Nature reduces stress 

Being in contact with nature helps us to reduce stress levels. Walking (or exercising) outdoors reduces anxiety levels, which in turn reduces stress. Part of this benefit also comes from the substances our bodies release during physical activity, which have a positive effect on our mood and self-perception. 

Being outdoors makes you more cheerful and less gloomy 

Being in contact with nature helps us reduce the so-called ‘negative thoughts’.  

Studies show that during a walk in the mountains or a run on the beach, our thinking changes. Negative feelings and darker thoughts disappear, making space for positive emotions.  

Additionally, being in contact with nature can also help to reduce the ‘rumination of thoughts’, which increases depression. This makes the environment a truly formidable ally for our moods! 

Nature – a remedy for digital problems 

If you are reading this article, it is probably because you are in front of a monitor (computer, tablet or smartphone). Increasingly often, we all find ourselves spending a lot (probably too much) time in contact with technology. This leads to information overload, which in the long run can cause stress, depression, and lack of concentration. 

It seems that time spent outdoors has the power to counteract the negative effects of a hyper-connected and hyper-stimulated life, allowing us to get back in touch with ourselves. 

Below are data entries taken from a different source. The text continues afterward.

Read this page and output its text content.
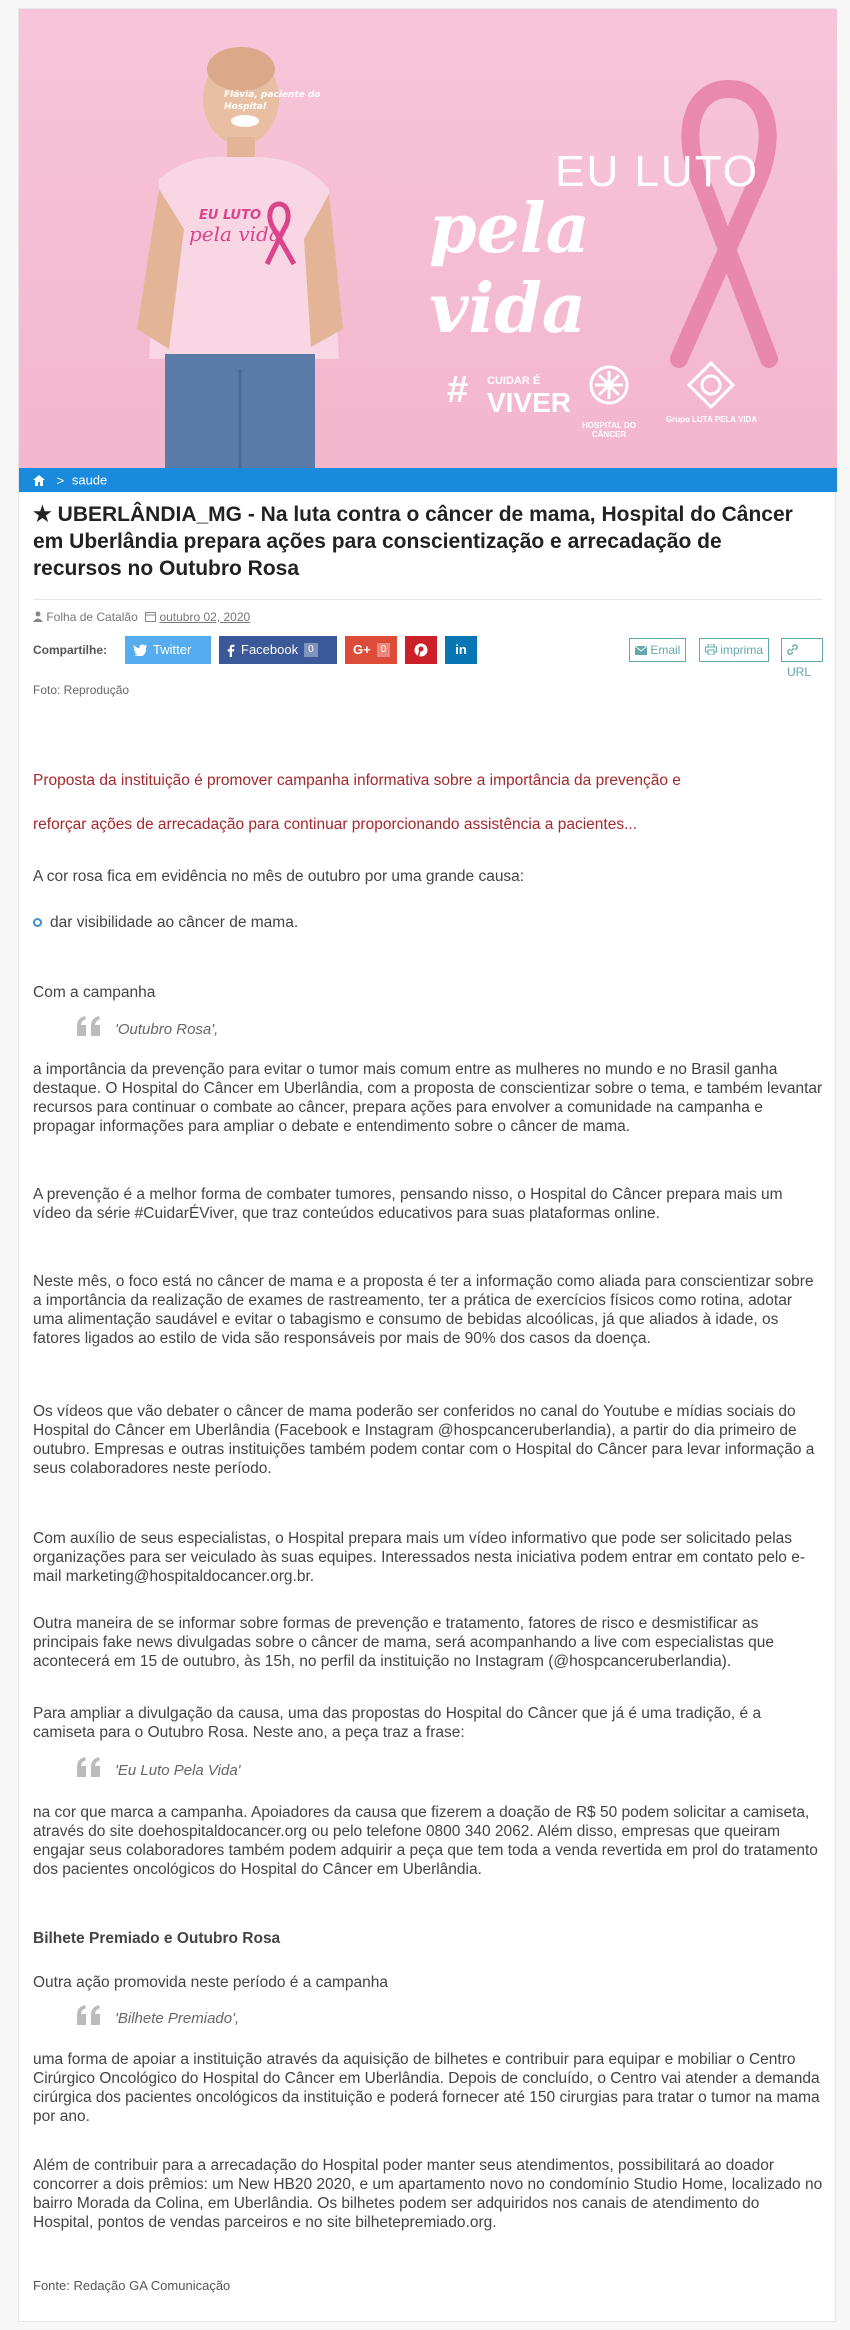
EU LUTO
pela vida
Flávia, paciente do Hospital
EU LUTO
pela vida
# CUIDAR É
VIVER
HOSPITAL DO CÂNCER
Grupo LUTA PELA VIDA
> saude
★ UBERLÂNDIA_MG - Na luta contra o câncer de mama, Hospital do Câncer em Uberlândia prepara ações para conscientização e arrecadação de recursos no Outubro Rosa
Folha de Catalão outubro 02, 2020
Compartilhe:	Twitter	Facebook	0	G+	0	in	Email	imprima
URL
Foto: Reprodução
Proposta da instituição é promover campanha informativa sobre a importância da prevenção e
reforçar ações de arrecadação para continuar proporcionando assistência a pacientes...
A cor rosa fica em evidência no mês de outubro por uma grande causa:
dar visibilidade ao câncer de mama.
Com a campanha
'Outubro Rosa',
a importância da prevenção para evitar o tumor mais comum entre as mulheres no mundo e no Brasil ganha destaque. O Hospital do Câncer em Uberlândia, com a proposta de conscientizar sobre o tema, e também levantar recursos para continuar o combate ao câncer, prepara ações para envolver a comunidade na campanha e propagar informações para ampliar o debate e entendimento sobre o câncer de mama.
A prevenção é a melhor forma de combater tumores, pensando nisso, o Hospital do Câncer prepara mais um vídeo da série #CuidarÉViver, que traz conteúdos educativos para suas plataformas online.
Neste mês, o foco está no câncer de mama e a proposta é ter a informação como aliada para conscientizar sobre a importância da realização de exames de rastreamento, ter a prática de exercícios físicos como rotina, adotar uma alimentação saudável e evitar o tabagismo e consumo de bebidas alcoólicas, já que aliados à idade, os fatores ligados ao estilo de vida são responsáveis por mais de 90% dos casos da doença.
Os vídeos que vão debater o câncer de mama poderão ser conferidos no canal do Youtube e mídias sociais do Hospital do Câncer em Uberlândia (Facebook e Instagram @hospcanceruberlandia), a partir do dia primeiro de outubro. Empresas e outras instituições também podem contar com o Hospital do Câncer para levar informação a seus colaboradores neste período.
Com auxílio de seus especialistas, o Hospital prepara mais um vídeo informativo que pode ser solicitado pelas organizações para ser veiculado às suas equipes. Interessados nesta iniciativa podem entrar em contato pelo e-mail marketing@hospitaldocancer.org.br.
Outra maneira de se informar sobre formas de prevenção e tratamento, fatores de risco e desmistificar as principais fake news divulgadas sobre o câncer de mama, será acompanhando a live com especialistas que acontecerá em 15 de outubro, às 15h, no perfil da instituição no Instagram (@hospcanceruberlandia).
Para ampliar a divulgação da causa, uma das propostas do Hospital do Câncer que já é uma tradição, é a camiseta para o Outubro Rosa. Neste ano, a peça traz a frase:
'Eu Luto Pela Vida'
na cor que marca a campanha. Apoiadores da causa que fizerem a doação de R$ 50 podem solicitar a camiseta, através do site doehospitaldocancer.org ou pelo telefone 0800 340 2062. Além disso, empresas que queiram engajar seus colaboradores também podem adquirir a peça que tem toda a venda revertida em prol do tratamento dos pacientes oncológicos do Hospital do Câncer em Uberlândia.
Bilhete Premiado e Outubro Rosa
Outra ação promovida neste período é a campanha
'Bilhete Premiado',
uma forma de apoiar a instituição através da aquisição de bilhetes e contribuir para equipar e mobiliar o Centro Cirúrgico Oncológico do Hospital do Câncer em Uberlândia. Depois de concluído, o Centro vai atender a demanda cirúrgica dos pacientes oncológicos da instituição e poderá fornecer até 150 cirurgias para tratar o tumor na mama por ano.
Além de contribuir para a arrecadação do Hospital poder manter seus atendimentos, possibilitará ao doador concorrer a dois prêmios: um New HB20 2020, e um apartamento novo no condomínio Studio Home, localizado no bairro Morada da Colina, em Uberlândia. Os bilhetes podem ser adquiridos nos canais de atendimento do Hospital, pontos de vendas parceiros e no site bilhetepremiado.org.
Fonte: Redação GA Comunicação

The environment frees us from information overload 

A notification, a news item, a like, another piece of news, a ring, a message… Never before have we been bombarded with as much information as we are today.  

Often, all this information reaches us in far greater quantities than our brains can handle without deteriorating. The result is stress, agitation, problems with memory and concentration.  

Fresh air, plants, water sources and the feeling of sand under our toes are a real cure-all for the problems that technology can bring: they bring us into contact with slower rhythms and physical sensations closer to what we actually are: living beings who are deeply connected to the world in which they live.  

Being in nature makes us more creative 

Perhaps the most interesting implication is that of creativity: being in the open air not only detoxifies the brain from news and information overload. But it also rediscovers the ability to concentrate, pay attention, and even to be creative! 

To help children develop their creativity, try asking them to draw or explain what they saw during their walk: a flower, a mushroom, or even a squirrel! Everything counts!  

Conclusion 

You should now have many, many good reasons to devote some of your precious time to take a walk outside (or, if you are the type, to do some more intensive sporting activities!).